C. W. Eckersberg
Seascape with the island of Hjelm and the coast of Jutland, 1827-45
Oil on canvas, 43 x 62 cm.
Inventory number: 0078NMK
Acquired before 1895. Bestowed to the museum in 1908
A sailing ship has sailed out into the Kattegat. The windy weather fills its sails while the rocking waves crash against the ship’s hull. The island of Hjelm and the coast of Jutland can be made out on the horizon. C.W. Eckersberg developed an interest in marine painting early on in his career. Already as a young artist, he completed a number of drawings of ships for commercial use, including etchings which were printed by the copperplate engraver Niels Truslew in 1805. These etchings allowed him to study ships at sea from different angles. The subject was therefore not a foreign one to Eckersberg when he later began work on larger marine paintings. In this work, he takes great care to capture the dynamic tension playing out between the waves and ship on a windy day in the Kattegat.
Christoffer Wilhelm Eckersberg (1783-1853)

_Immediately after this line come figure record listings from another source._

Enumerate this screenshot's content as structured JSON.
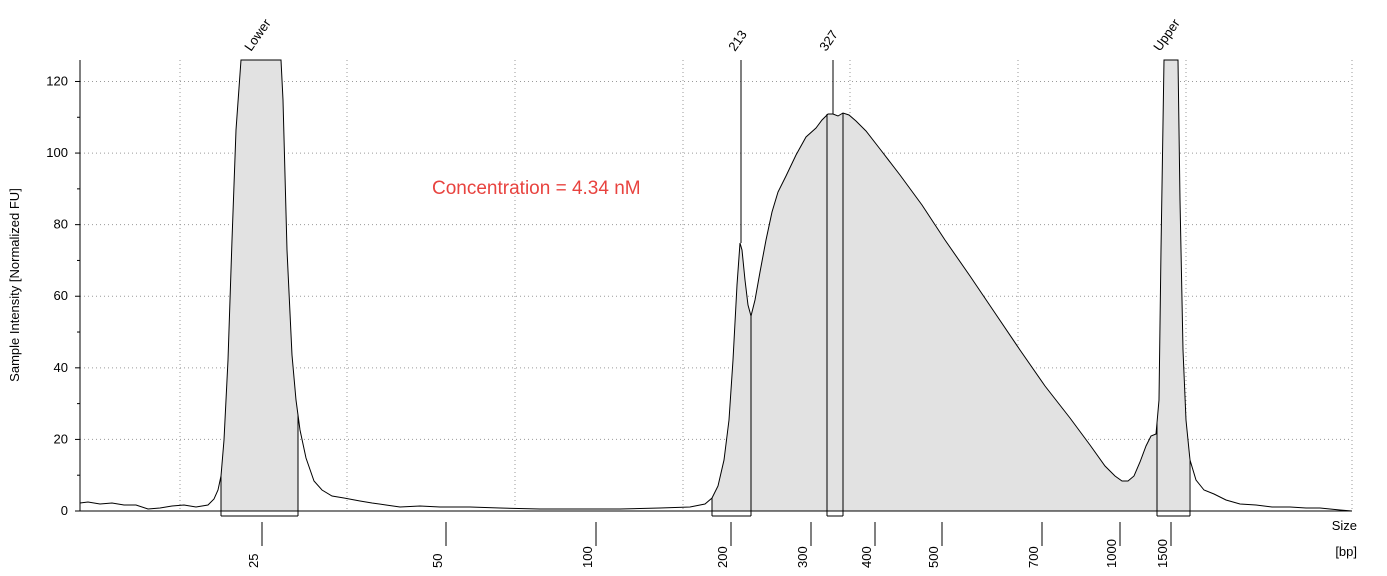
{
  "chart_data": {
    "type": "area",
    "ylabel": "Sample Intensity [Normalized FU]",
    "xlabel_line1": "Size",
    "xlabel_line2": "[bp]",
    "ylim": [
      0,
      126
    ],
    "yticks": [
      0,
      20,
      40,
      60,
      80,
      100,
      120
    ],
    "xticks": [
      "25",
      "50",
      "100",
      "200",
      "300",
      "400",
      "500",
      "700",
      "1000",
      "1500"
    ],
    "grid": true,
    "annotation": {
      "text": "Concentration = 4.34 nM",
      "color": "#e8433f"
    },
    "peak_labels": [
      "Lower",
      "213",
      "327",
      "Upper"
    ],
    "fill_color": "#e2e2e2",
    "line_color": "#000000"
  }
}
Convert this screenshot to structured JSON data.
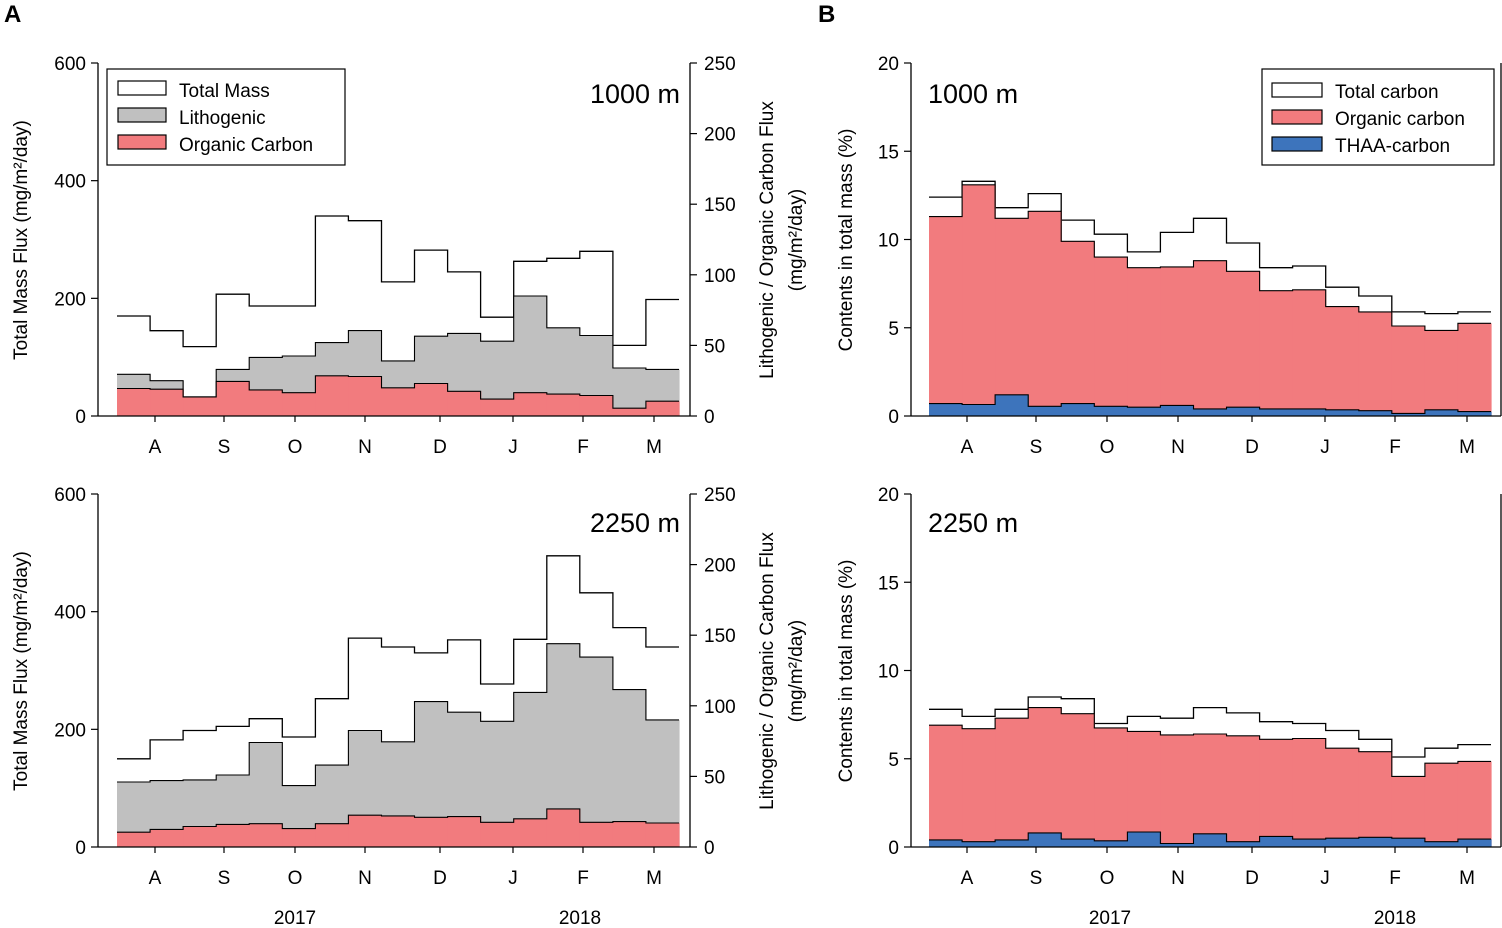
{
  "figure": {
    "panel_a_label": "A",
    "panel_b_label": "B",
    "year_labels": [
      "2017",
      "2018"
    ]
  },
  "colors": {
    "total": "#ffffff",
    "lithogenic": "#c0c0c0",
    "organic": "#f27b7e",
    "thaa": "#3d74bc",
    "line": "#000000"
  },
  "chart_data": [
    {
      "id": "a1",
      "type": "area",
      "panel": "A",
      "depth_label": "1000 m",
      "ylabel_left": "Total Mass Flux (mg/m²/day)",
      "ylabel_right_line1": "Lithogenic / Organic Carbon Flux",
      "ylabel_right_line2": "(mg/m²/day)",
      "ylim_left": [
        0,
        600
      ],
      "yticks_left": [
        "0",
        "200",
        "400",
        "600"
      ],
      "ylim_right": [
        0,
        250
      ],
      "yticks_right": [
        "0",
        "50",
        "100",
        "150",
        "200",
        "250"
      ],
      "month_labels": [
        "A",
        "S",
        "O",
        "N",
        "D",
        "J",
        "F",
        "M"
      ],
      "legend": [
        "Total Mass",
        "Lithogenic",
        "Organic Carbon"
      ],
      "series": [
        {
          "name": "Total Mass",
          "axis": "left",
          "style": "line",
          "values": [
            170,
            145,
            118,
            207,
            187,
            187,
            340,
            332,
            228,
            282,
            245,
            168,
            263,
            268,
            280,
            120,
            198
          ]
        },
        {
          "name": "Lithogenic",
          "axis": "right",
          "style": "fill",
          "values": [
            29.5,
            25.0,
            13.5,
            33.0,
            41.5,
            42.5,
            52.0,
            60.5,
            39.0,
            56.5,
            58.5,
            53.0,
            85.0,
            62.5,
            57.0,
            34.0,
            33.0
          ]
        },
        {
          "name": "Organic Carbon",
          "axis": "right",
          "style": "fill",
          "values": [
            19.5,
            19.0,
            13.5,
            24.5,
            18.5,
            16.5,
            28.5,
            28.0,
            20.0,
            23.0,
            17.5,
            12.0,
            16.5,
            15.5,
            14.5,
            5.5,
            10.5
          ]
        }
      ]
    },
    {
      "id": "a2",
      "type": "area",
      "panel": "A",
      "depth_label": "2250 m",
      "ylabel_left": "Total Mass Flux (mg/m²/day)",
      "ylabel_right_line1": "Lithogenic / Organic Carbon Flux",
      "ylabel_right_line2": "(mg/m²/day)",
      "ylim_left": [
        0,
        600
      ],
      "yticks_left": [
        "0",
        "200",
        "400",
        "600"
      ],
      "ylim_right": [
        0,
        250
      ],
      "yticks_right": [
        "0",
        "50",
        "100",
        "150",
        "200",
        "250"
      ],
      "month_labels": [
        "A",
        "S",
        "O",
        "N",
        "D",
        "J",
        "F",
        "M"
      ],
      "series": [
        {
          "name": "Total Mass",
          "axis": "left",
          "style": "line",
          "values": [
            150,
            182,
            198,
            205,
            218,
            187,
            252,
            355,
            340,
            330,
            352,
            277,
            353,
            495,
            432,
            373,
            340
          ]
        },
        {
          "name": "Lithogenic",
          "axis": "right",
          "style": "fill",
          "values": [
            46.0,
            47.0,
            47.5,
            51.0,
            74.0,
            43.5,
            58.0,
            82.5,
            74.5,
            103.0,
            95.5,
            89.0,
            109.5,
            144.0,
            134.5,
            111.5,
            90.0
          ]
        },
        {
          "name": "Organic Carbon",
          "axis": "right",
          "style": "fill",
          "values": [
            10.5,
            12.5,
            14.5,
            16.0,
            16.5,
            13.0,
            16.5,
            22.5,
            22.0,
            21.0,
            21.5,
            17.5,
            20.0,
            27.0,
            17.5,
            18.0,
            17.0
          ]
        }
      ]
    },
    {
      "id": "b1",
      "type": "area",
      "panel": "B",
      "depth_label": "1000 m",
      "ylabel_left": "Contents in total mass (%)",
      "ylim_left": [
        0,
        20
      ],
      "yticks_left": [
        "0",
        "5",
        "10",
        "15",
        "20"
      ],
      "month_labels": [
        "A",
        "S",
        "O",
        "N",
        "D",
        "J",
        "F",
        "M"
      ],
      "legend": [
        "Total carbon",
        "Organic carbon",
        "THAA-carbon"
      ],
      "series": [
        {
          "name": "Total carbon",
          "style": "line",
          "values": [
            12.4,
            13.3,
            11.8,
            12.6,
            11.1,
            10.3,
            9.3,
            10.4,
            11.2,
            9.8,
            8.4,
            8.5,
            7.3,
            6.8,
            5.9,
            5.8,
            5.9
          ]
        },
        {
          "name": "Organic carbon",
          "style": "fill",
          "values": [
            11.3,
            13.1,
            11.2,
            11.6,
            9.9,
            9.0,
            8.4,
            8.45,
            8.8,
            8.2,
            7.1,
            7.15,
            6.2,
            5.9,
            5.1,
            4.85,
            5.25
          ]
        },
        {
          "name": "THAA-carbon",
          "style": "fill",
          "values": [
            0.7,
            0.65,
            1.2,
            0.55,
            0.7,
            0.55,
            0.5,
            0.6,
            0.4,
            0.5,
            0.4,
            0.4,
            0.35,
            0.3,
            0.15,
            0.35,
            0.25
          ]
        }
      ]
    },
    {
      "id": "b2",
      "type": "area",
      "panel": "B",
      "depth_label": "2250 m",
      "ylabel_left": "Contents in total mass (%)",
      "ylim_left": [
        0,
        20
      ],
      "yticks_left": [
        "0",
        "5",
        "10",
        "15",
        "20"
      ],
      "month_labels": [
        "A",
        "S",
        "O",
        "N",
        "D",
        "J",
        "F",
        "M"
      ],
      "series": [
        {
          "name": "Total carbon",
          "style": "line",
          "values": [
            7.8,
            7.4,
            7.8,
            8.5,
            8.4,
            7.0,
            7.4,
            7.3,
            7.9,
            7.6,
            7.1,
            7.0,
            6.6,
            6.1,
            5.1,
            5.6,
            5.8
          ]
        },
        {
          "name": "Organic carbon",
          "style": "fill",
          "values": [
            6.9,
            6.7,
            7.3,
            7.9,
            7.55,
            6.75,
            6.55,
            6.35,
            6.4,
            6.3,
            6.1,
            6.15,
            5.6,
            5.4,
            4.0,
            4.75,
            4.85
          ]
        },
        {
          "name": "THAA-carbon",
          "style": "fill",
          "values": [
            0.4,
            0.3,
            0.4,
            0.8,
            0.45,
            0.35,
            0.85,
            0.2,
            0.75,
            0.3,
            0.6,
            0.45,
            0.5,
            0.55,
            0.5,
            0.3,
            0.45
          ]
        }
      ]
    }
  ]
}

Eckersberg studied under Nicolai Abildgaard and art historically, he has been proclaimed the Father of Danish Painting, because he was the first professor to establish a school and his students include many of the most famous Golden Age painters. He broke with the idealising art of the 1700s and introduced a new form of realism based on nature studies and compositional principles. In 1810, he won the Academy’s prestigious gold medal, and subsequently spent a year in Paris studying under the great neo-classical painter Jacques-Louis David. Eckersberg was the very first to introduce direct study from nature at the Art Academy, and in doing so, had a decisive impact on the development of Golden Age art in Denmark. He was greatly influential for numerous young artists such as Martinus Rørbye, Christen Købke, Constantin Hansen, Jørgen Roed and Wilhelm Marstand.